L'insouciance, ce n'est pas vraiment l'état d'esprit du lecteur de ce livre. Nous y suivons quatre parcours : un soldat souffrant de stress post-traumatique après l'Afghanistan, un homme d'affaires dont la judéité refait soudainement surface après une campagne de promotion malheureuse, l'auteure d'un livre unique, femme dudit homme d'affaires et amoureuse dudit soldat, et un conseiller à l'Elysée qui ne cesse de se voir renvoyé à sa négritude.
Le tout est dense, fait pour jeter un pavé dans la mare : campagne de dénigrement sur les réseaux, antisémitisme et racisme, mépris de classe sont à l'honneur. Quant à l'amitié, l'amour, tout ou presque est vu par le prisme de l'opportunisme. On a sa vie à construire, comme un combat à soutenir contre l'adversité.
L'ensemble se lit très bien, même si parfois cela devient un manifeste. Par exemple, Karine Tuil a lu Fanon, c'est indéniable, et elle applique Fanon à la lettre. C'est louable, bien sûr, mais on pourra regretter que le roman se fasse pamphlet, évacuant souvent le naturel au bénéfice de situations signifiantes. Non pas que les situations en questions ne puissent advenir, malheureusement. Mais on a l'impression que certains personnages secondaires ne sont là que pour enfoncer le clou. Karine Tuil adopte dans ce roman la position du moraliste.

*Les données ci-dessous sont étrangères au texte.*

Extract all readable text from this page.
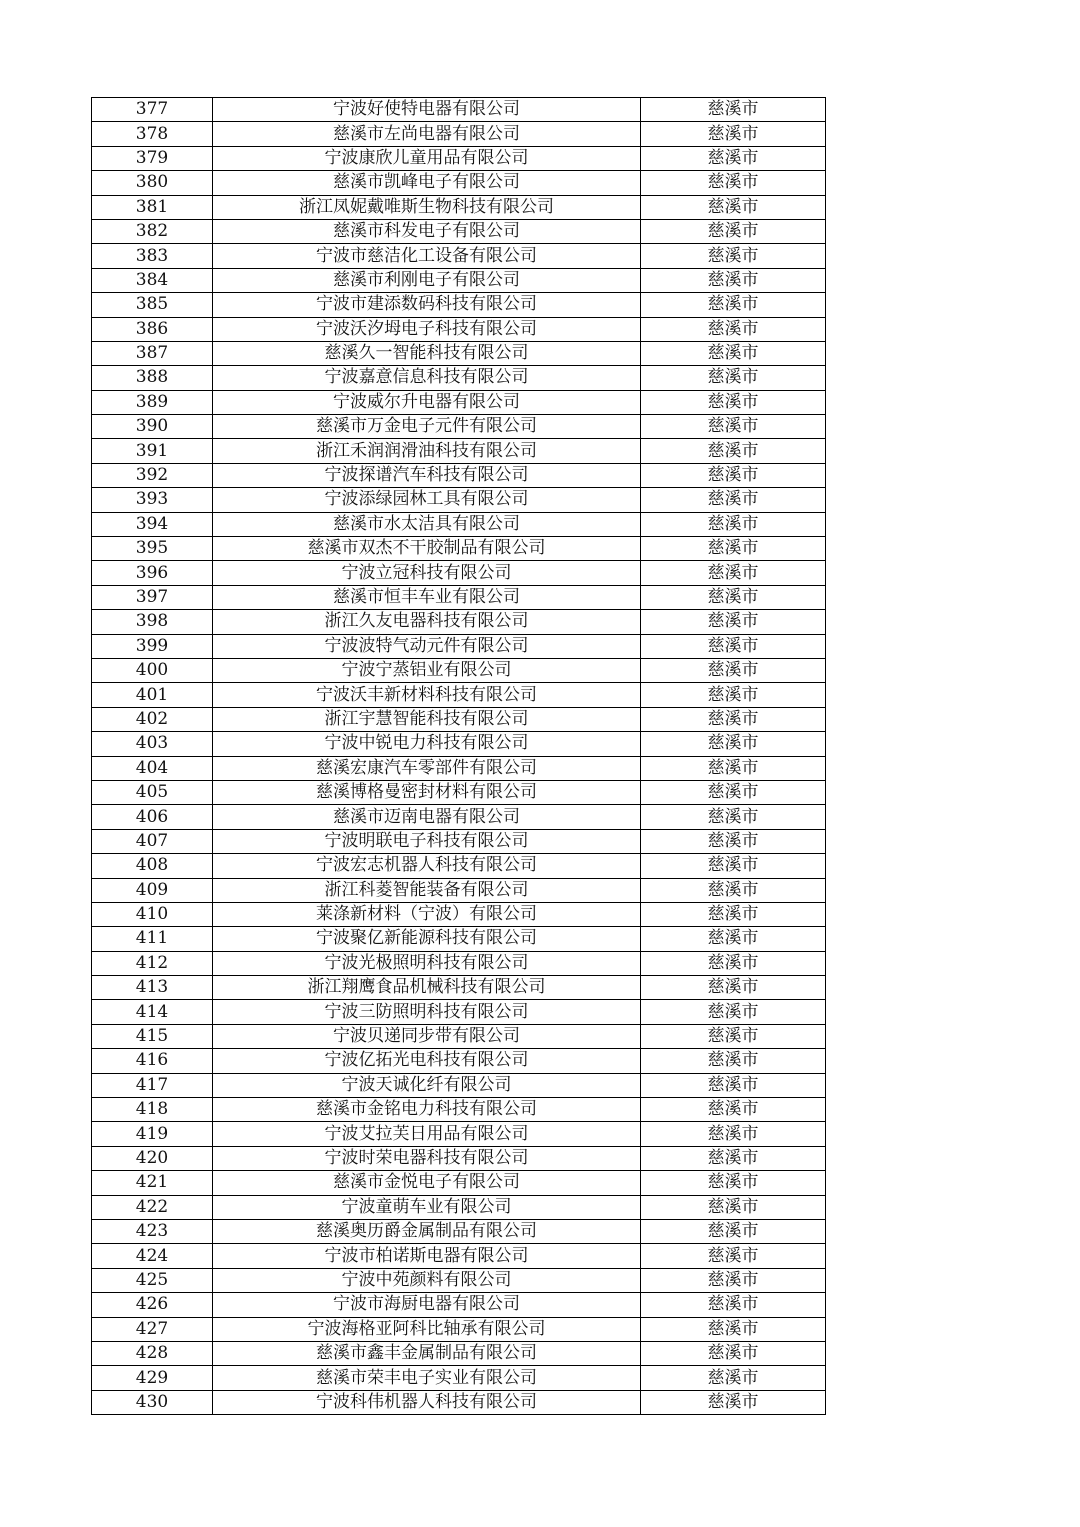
377	宁波好使特电器有限公司	慈溪市
378	慈溪市左尚电器有限公司	慈溪市
379	宁波康欣儿童用品有限公司	慈溪市
380	慈溪市凯峰电子有限公司	慈溪市
381	浙江凤妮戴唯斯生物科技有限公司	慈溪市
382	慈溪市科发电子有限公司	慈溪市
383	宁波市慈洁化工设备有限公司	慈溪市
384	慈溪市利刚电子有限公司	慈溪市
385	宁波市建添数码科技有限公司	慈溪市
386	宁波沃汐坶电子科技有限公司	慈溪市
387	慈溪久一智能科技有限公司	慈溪市
388	宁波嘉意信息科技有限公司	慈溪市
389	宁波威尔升电器有限公司	慈溪市
390	慈溪市万金电子元件有限公司	慈溪市
391	浙江禾润润滑油科技有限公司	慈溪市
392	宁波探谱汽车科技有限公司	慈溪市
393	宁波添绿园林工具有限公司	慈溪市
394	慈溪市水太洁具有限公司	慈溪市
395	慈溪市双杰不干胶制品有限公司	慈溪市
396	宁波立冠科技有限公司	慈溪市
397	慈溪市恒丰车业有限公司	慈溪市
398	浙江久友电器科技有限公司	慈溪市
399	宁波波特气动元件有限公司	慈溪市
400	宁波宁蒸铝业有限公司	慈溪市
401	宁波沃丰新材料科技有限公司	慈溪市
402	浙江宇慧智能科技有限公司	慈溪市
403	宁波中锐电力科技有限公司	慈溪市
404	慈溪宏康汽车零部件有限公司	慈溪市
405	慈溪博格曼密封材料有限公司	慈溪市
406	慈溪市迈南电器有限公司	慈溪市
407	宁波明联电子科技有限公司	慈溪市
408	宁波宏志机器人科技有限公司	慈溪市
409	浙江科菱智能装备有限公司	慈溪市
410	莱涤新材料（宁波）有限公司	慈溪市
411	宁波聚亿新能源科技有限公司	慈溪市
412	宁波光极照明科技有限公司	慈溪市
413	浙江翔鹰食品机械科技有限公司	慈溪市
414	宁波三防照明科技有限公司	慈溪市
415	宁波贝递同步带有限公司	慈溪市
416	宁波亿拓光电科技有限公司	慈溪市
417	宁波天诚化纤有限公司	慈溪市
418	慈溪市金铭电力科技有限公司	慈溪市
419	宁波艾拉芙日用品有限公司	慈溪市
420	宁波时荣电器科技有限公司	慈溪市
421	慈溪市金悦电子有限公司	慈溪市
422	宁波童萌车业有限公司	慈溪市
423	慈溪奥历爵金属制品有限公司	慈溪市
424	宁波市柏诺斯电器有限公司	慈溪市
425	宁波中苑颜料有限公司	慈溪市
426	宁波市海厨电器有限公司	慈溪市
427	宁波海格亚阿科比轴承有限公司	慈溪市
428	慈溪市鑫丰金属制品有限公司	慈溪市
429	慈溪市荣丰电子实业有限公司	慈溪市
430	宁波科伟机器人科技有限公司	慈溪市
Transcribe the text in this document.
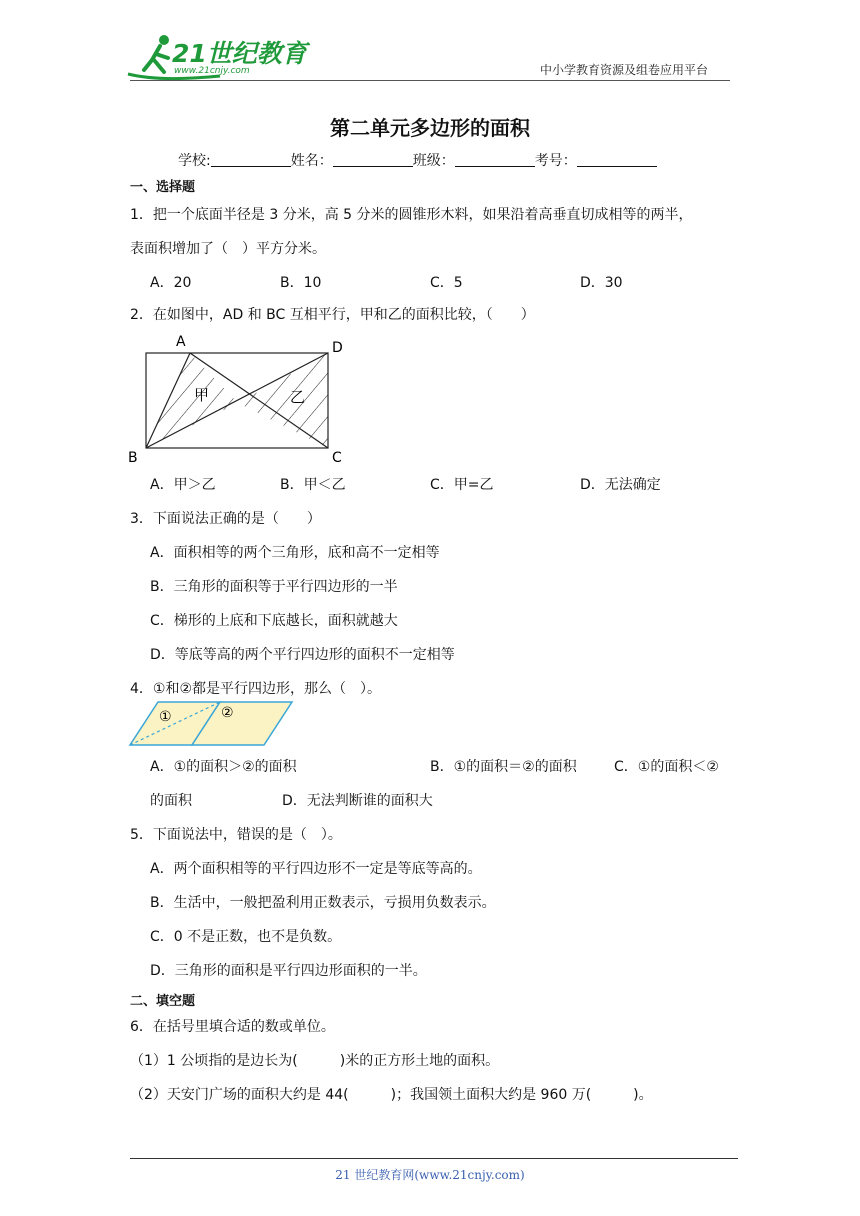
21世纪教育
www.21cnjy.com	中小学教育资源及组卷应用平台
第二单元多边形的面积
学校:	姓名：	班级：	考号：
一、选择题
1．把一个底面半径是 3 分米，高 5 分米的圆锥形木料，如果沿着高垂直切成相等的两半，
表面积增加了（　）平方分米。
A．20	B．10	C．5	D．30
2．在如图中，AD 和 BC 互相平行，甲和乙的面积比较，（　　）
A	D
B	C
甲	乙
A．甲＞乙	B．甲＜乙	C．甲=乙	D．无法确定
3．下面说法正确的是（　　）
A．面积相等的两个三角形，底和高不一定相等
B．三角形的面积等于平行四边形的一半
C．梯形的上底和下底越长，面积就越大
D．等底等高的两个平行四边形的面积不一定相等
4．①和②都是平行四边形，那么（　）。
①	②
A．①的面积＞②的面积	B．①的面积＝②的面积	C．①的面积＜②
的面积	D．无法判断谁的面积大
5．下面说法中，错误的是（　）。
A．两个面积相等的平行四边形不一定是等底等高的。
B．生活中，一般把盈利用正数表示，亏损用负数表示。
C．0 不是正数，也不是负数。
D．三角形的面积是平行四边形面积的一半。
二、填空题
6．在括号里填合适的数或单位。
（1）1 公顷指的是边长为(　　　)米的正方形土地的面积。
（2）天安门广场的面积大约是 44(　　　)；我国领土面积大约是 960 万(　　　)。
21 世纪教育网(www.21cnjy.com)
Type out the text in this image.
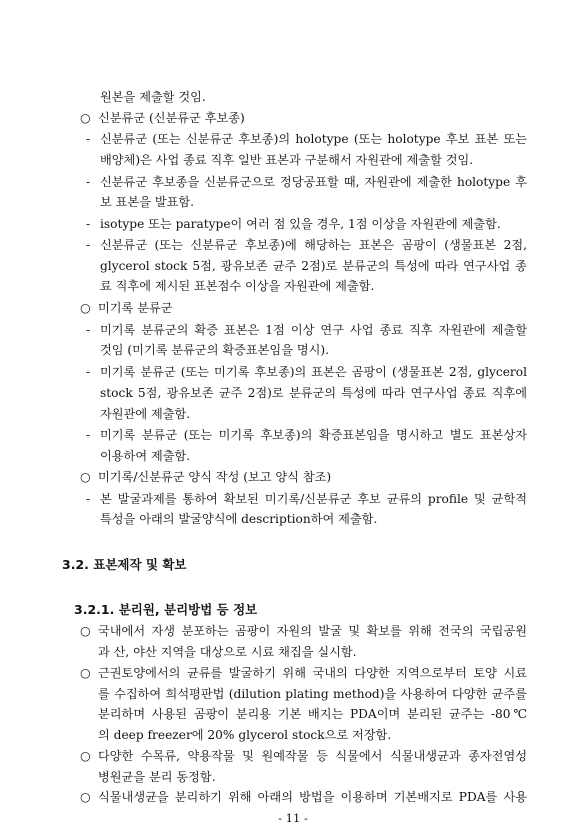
원본을 제출할 것임.
○ 신분류군 (신분류군 후보종)
- 신분류군 (또는 신분류군 후보종)의 holotype (또는 holotype 후보 표본 또는
배양체)은 사업 종료 직후 일반 표본과 구분해서 자원관에 제출할 것임.
- 신분류군 후보종을 신분류군으로 정당공표할 때, 자원관에 제출한 holotype 후
보 표본을 발표함.
- isotype 또는 paratype이 여러 점 있을 경우, 1점 이상을 자원관에 제출함.
- 신분류군 (또는 신분류군 후보종)에 해당하는 표본은 곰팡이 (생물표본 2점,
glycerol stock 5점, 광유보존 균주 2점)로 분류군의 특성에 따라 연구사업 종
료 직후에 제시된 표본점수 이상을 자원관에 제출함.
○ 미기록 분류군
- 미기록 분류군의 확증 표본은 1점 이상 연구 사업 종료 직후 자원관에 제출할
것임 (미기록 분류군의 확증표본임을 명시).
- 미기록 분류군 (또는 미기록 후보종)의 표본은 곰팡이 (생물표본 2점, glycerol
stock 5점, 광유보존 균주 2점)로 분류군의 특성에 따라 연구사업 종료 직후에
자원관에 제출함.
- 미기록 분류군 (또는 미기록 후보종)의 확증표본임을 명시하고 별도 표본상자
이용하여 제출함.
○ 미기록/신분류군 양식 작성 (보고 양식 참조)
- 본 발굴과제를 통하여 확보된 미기록/신분류군 후보 균류의 profile 및 균학적
특성을 아래의 발굴양식에 description하여 제출함.
3.2. 표본제작 및 확보
3.2.1. 분리원, 분리방법 등 정보
○ 국내에서 자생 분포하는 곰팡이 자원의 발굴 및 확보를 위해 전국의 국립공원
과 산, 야산 지역을 대상으로 시료 채집을 실시함.
○ 근권토양에서의 균류를 발굴하기 위해 국내의 다양한 지역으로부터 토양 시료
를 수집하여 희석평판법 (dilution plating method)을 사용하여 다양한 균주를
분리하며 사용된 곰팡이 분리용 기본 배지는 PDA이며 분리된 균주는 -80℃
의 deep freezer에 20% glycerol stock으로 저장함.
○ 다양한 수목류, 약용작물 및 원예작물 등 식물에서 식물내생균과 종자전염성
병원균을 분리 동정함.
○ 식물내생균을 분리하기 위해 아래의 방법을 이용하며 기본배지로 PDA를 사용
- 11 -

Ce n'est pas tellement un problème, sauf que cette position adoptée en continu empêche l'émotion de réellement se déployer, ce qui en ce qui me concerne, aurait eu une force bien supérieure. C'est un peu comme si Karine Tuil retenait les rênes de son récit pour l'empêcher d'aller où bon lui semble. C'est brillant, mais ce n'est pas viscéral.
Malgré cela, l'Insouciance est une belle découverte, j'en remercie mon éclaireur CinephageAiguise, dont voici la critique qui m'a donné envie de chercher ce livre : https://senscritique.sitesdebloques.info/livre/l_insouciance/critique/317533349
Une chose est sûre, ce livre m'aura donné envie d'approfondir, et j'en lirai d'autres de Karine Tuil.